I try hard to replace anger and irritation with love for those SCREAMING at physicians for simple telling the truth, or spouting irrational comments at school boards and administrators who valiantly want to save the lives of children and keep them in school.

But …….it’s getting more difficult by the mile.

The road continues doesn’t it?

One of my favorite quotes from Anne Lamott (she probably got it from somebody else) is that “we’re all just walking each other home”…… We are on the road together and we need to find a way to help each other on the journey however best we can.

A dose of compassion, acceptance and if possible a diet coke or a great cup of coffee for the trip.

Enjoy the road.
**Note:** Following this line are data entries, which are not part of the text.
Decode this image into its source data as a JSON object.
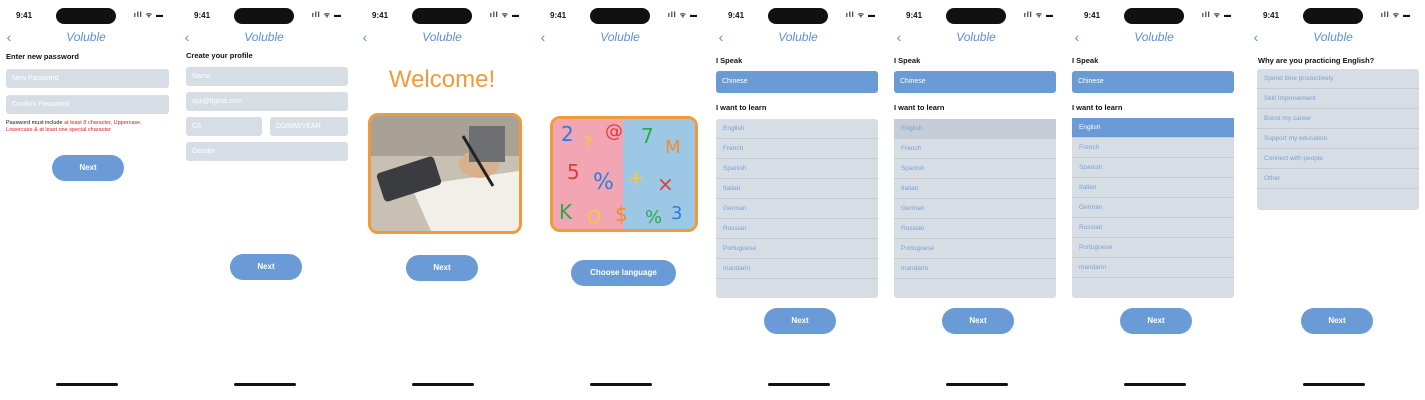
{
  "status": {
    "time": "9:41",
    "indicators": "ıll ᯤ ▬"
  },
  "app": {
    "logo": "Voluble",
    "back": "‹"
  },
  "s1": {
    "title": "Enter new password",
    "new_password_placeholder": "New Password",
    "confirm_password_placeholder": "Confirm Password",
    "hint_prefix": "Password must include ",
    "hint_red_1": "at least 8 character, Uppercase,",
    "hint_red_2": "Lowercase & at least one special character",
    "next": "Next"
  },
  "s2": {
    "title": "Create your profile",
    "name_placeholder": "Name",
    "email_placeholder": "xyz@figma.com",
    "country_placeholder": "CA",
    "dob_placeholder": "DD/MM/YEAR",
    "gender_placeholder": "Gender",
    "next": "Next"
  },
  "s3": {
    "welcome": "Welcome!",
    "next": "Next"
  },
  "s4": {
    "choose": "Choose language"
  },
  "lang": {
    "speak_label": "I Speak",
    "speak_value": "Chinese",
    "learn_label": "I want to learn",
    "options": [
      "English",
      "French",
      "Spanish",
      "Italian",
      "German",
      "Russian",
      "Portuguese",
      "mandarin"
    ],
    "next": "Next"
  },
  "s8": {
    "title": "Why are you practicing English?",
    "reasons": [
      "Spend time productively",
      "Skill Improvement",
      "Boost my career",
      "Support my education",
      "Connect with people",
      "Other"
    ],
    "next": "Next"
  },
  "colors": {
    "accent": "#6a9bd6",
    "field": "#d7dde5",
    "orange": "#f09a3a",
    "error": "#e02020"
  }
}
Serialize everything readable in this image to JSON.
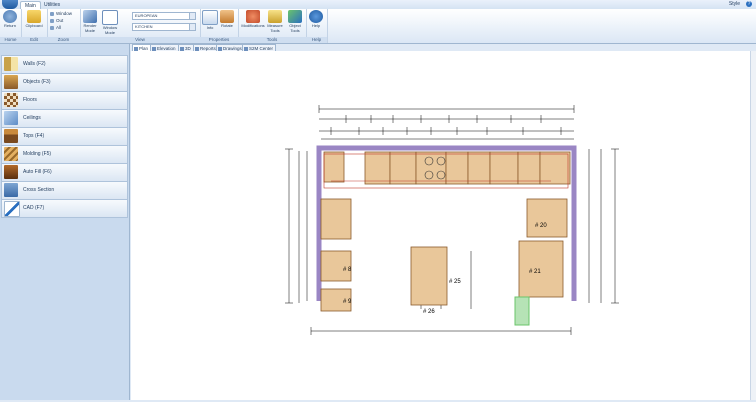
{
  "ribbon_tabs": [
    "Main",
    "Utilities"
  ],
  "style_label": "Style",
  "help_glyph": "?",
  "groups": {
    "home": {
      "label": "Home",
      "return_label": "Return"
    },
    "edit": {
      "label": "Edit",
      "clipboard_label": "Clipboard"
    },
    "zoom": {
      "label": "Zoom",
      "window_label": "Window",
      "out_label": "Out",
      "all_label": "All"
    },
    "view": {
      "label": "View",
      "render_mode_label": "Render Mode",
      "window_mode_label": "Window Mode",
      "style_value": "EUROPEAN",
      "room_value": "KITCHEN"
    },
    "properties": {
      "label": "Properties",
      "info_label": "Info",
      "rotate_label": "Rotate"
    },
    "tools": {
      "label": "Tools",
      "modifications_label": "Modifications",
      "measure_label": "Measure Tools",
      "object_label": "Object Tools"
    },
    "help": {
      "label": "Help",
      "help_label": "Help"
    }
  },
  "doc_tabs": [
    "Plan",
    "Elevation",
    "3D",
    "Reports",
    "Drawings",
    "S2M Center"
  ],
  "sidebar": [
    {
      "label": "Walls (F2)",
      "icon": "walls-icon"
    },
    {
      "label": "Objects (F3)",
      "icon": "objects-icon"
    },
    {
      "label": "Floors",
      "icon": "floors-icon"
    },
    {
      "label": "Ceilings",
      "icon": "ceilings-icon"
    },
    {
      "label": "Tops (F4)",
      "icon": "tops-icon"
    },
    {
      "label": "Molding (F5)",
      "icon": "molding-icon"
    },
    {
      "label": "Auto Fill (F6)",
      "icon": "auto-fill-icon"
    },
    {
      "label": "Cross Section",
      "icon": "cross-section-icon"
    },
    {
      "label": "CAD (F7)",
      "icon": "cad-icon"
    }
  ],
  "plan": {
    "labels": [
      "# 20",
      "# 21",
      "# 25",
      "# 26",
      "# 8",
      "# 9"
    ]
  },
  "colors": {
    "wall": "#9a86c4",
    "cabinet": "#8a5a2b",
    "cabinet_fill": "#e9c79a",
    "accent": "#2a6fc0",
    "dimension": "#000000",
    "selection": "#6bc46b"
  }
}
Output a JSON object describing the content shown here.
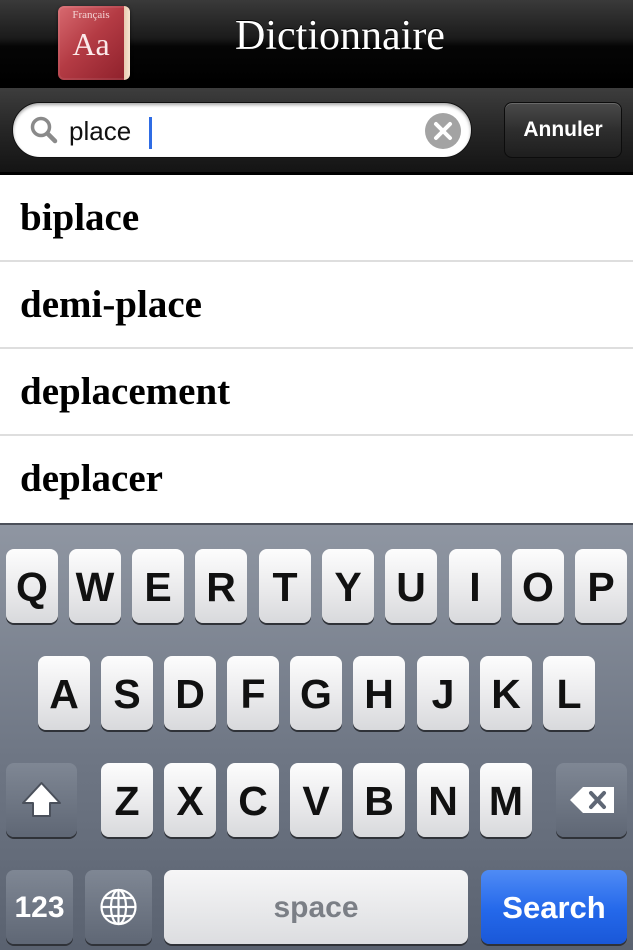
{
  "header": {
    "app_icon": {
      "language": "Français",
      "letters": "Aa"
    },
    "title": "Dictionnaire"
  },
  "search": {
    "value": "place",
    "placeholder": "",
    "cancel_label": "Annuler",
    "icons": {
      "search": "magnifier-icon",
      "clear": "clear-x-icon"
    }
  },
  "results": [
    {
      "word": "biplace"
    },
    {
      "word": "demi-place"
    },
    {
      "word": "deplacement"
    },
    {
      "word": "deplacer"
    }
  ],
  "keyboard": {
    "row1": [
      "Q",
      "W",
      "E",
      "R",
      "T",
      "Y",
      "U",
      "I",
      "O",
      "P"
    ],
    "row2": [
      "A",
      "S",
      "D",
      "F",
      "G",
      "H",
      "J",
      "K",
      "L"
    ],
    "row3": [
      "Z",
      "X",
      "C",
      "V",
      "B",
      "N",
      "M"
    ],
    "numbers_label": "123",
    "space_label": "space",
    "search_label": "Search",
    "icons": {
      "shift": "shift-arrow-icon",
      "delete": "backspace-icon",
      "globe": "globe-icon"
    },
    "colors": {
      "search_key": "#2468ea",
      "modifier_key": "#6a7280"
    }
  }
}
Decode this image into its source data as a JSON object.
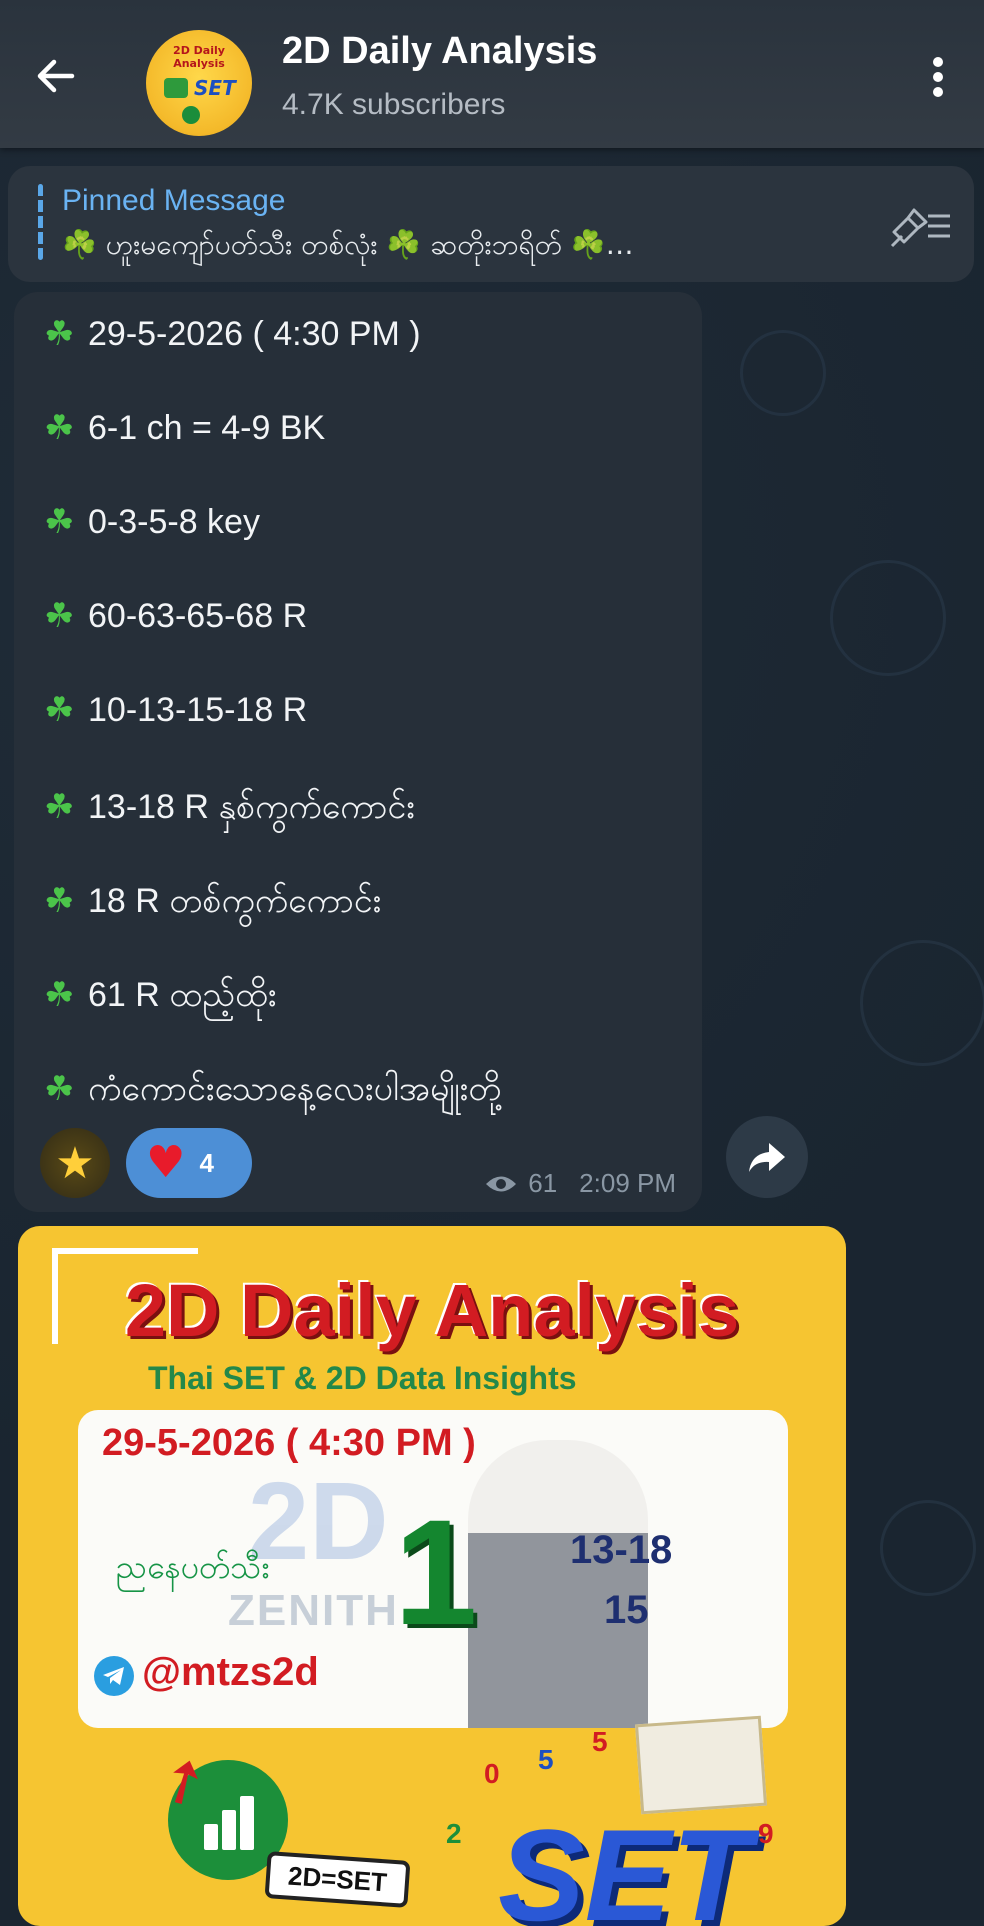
{
  "header": {
    "back_icon": "arrow-left-icon",
    "title": "2D Daily Analysis",
    "subtitle": "4.7K subscribers",
    "avatar_text": "2D Daily Analysis",
    "avatar_set": "SET",
    "menu_icon": "more-vertical-icon"
  },
  "pinned": {
    "title": "Pinned Message",
    "text": "☘️ ဟူးမကျော်ပတ်သီး တစ်လုံး ☘️ ဆတိုးဘရိတ် ☘️…",
    "icon": "pinned-list-icon"
  },
  "message": {
    "lines": [
      "29-5-2026 ( 4:30 PM )",
      "6-1 ch =  4-9 BK",
      "0-3-5-8 key",
      "60-63-65-68 R",
      "10-13-15-18 R",
      "13-18 R နှစ်ကွက်ကောင်း",
      "18 R တစ်ကွက်ကောင်း",
      "61 R  ထည့်ထိုး",
      "ကံကောင်းသောနေ့လေးပါအမျိုးတို့"
    ],
    "bullet": "☘",
    "reactions": {
      "star_icon": "star-icon",
      "heart_icon": "heart-icon",
      "heart_count": "4"
    },
    "views": "61",
    "time": "2:09 PM"
  },
  "share_icon": "share-icon",
  "photo": {
    "title": "2D Daily Analysis",
    "subtitle": "Thai SET & 2D Data Insights",
    "date": "29-5-2026 ( 4:30 PM )",
    "logo_2d": "2D",
    "logo_team": "ZENITH",
    "big_number": "1",
    "label": "ညနေပတ်သီး",
    "number_1": "13-18",
    "number_2": "15",
    "handle": "@mtzs2d",
    "badge": "2D=SET",
    "set_logo": "SET",
    "digits": [
      "0",
      "5",
      "5",
      "2",
      "9"
    ]
  },
  "colors": {
    "background": "#1b2631",
    "bubble": "#262f39",
    "accent_blue": "#6ab3f3",
    "clover_green": "#4bc44a",
    "photo_yellow": "#f6c531",
    "title_red": "#d21c22"
  }
}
I’m trying.

Published by swcall58

I'm a wife, mother, mother-in-law, grandmother....a retired choral director living with stage 4 lung cancer. My faith sustains me and my writing is therapy. Day by Day.

3 thoughts on “My Road, Our Road

  1. My Dear ‘Aunt Suzanne’ (as Matthew called you)
    Your words are so eloquent…I always look forward to reading them…these words had sooo much meaning to me. Understanding more of the beginning of Your Road to living. Your courage and strength of spirit truly amazes me. Touches my heart. Thank You for sharing❤️


  2. Suzanne🥰,
    Beautifully written: My Road, Our Road.
    Want to share with you that I had a diagnosis of breast cancer in January 1995, with 6 months to live, I, too went through a stem cell transplant in June of that year, at The City Of Hope in Los Angeles. No reoccurrence of cancer until 2 yrs ago: my other breast with DCIS, which was easy because it was contained. I believe in prayer and science. In 1995, I was given too much Adriamycin and it caused my heart to develop Cardiomyopathy. Your journey is fascinating and wonderful. I’m also an RN and the antivaxers and anti maskers drive me mad.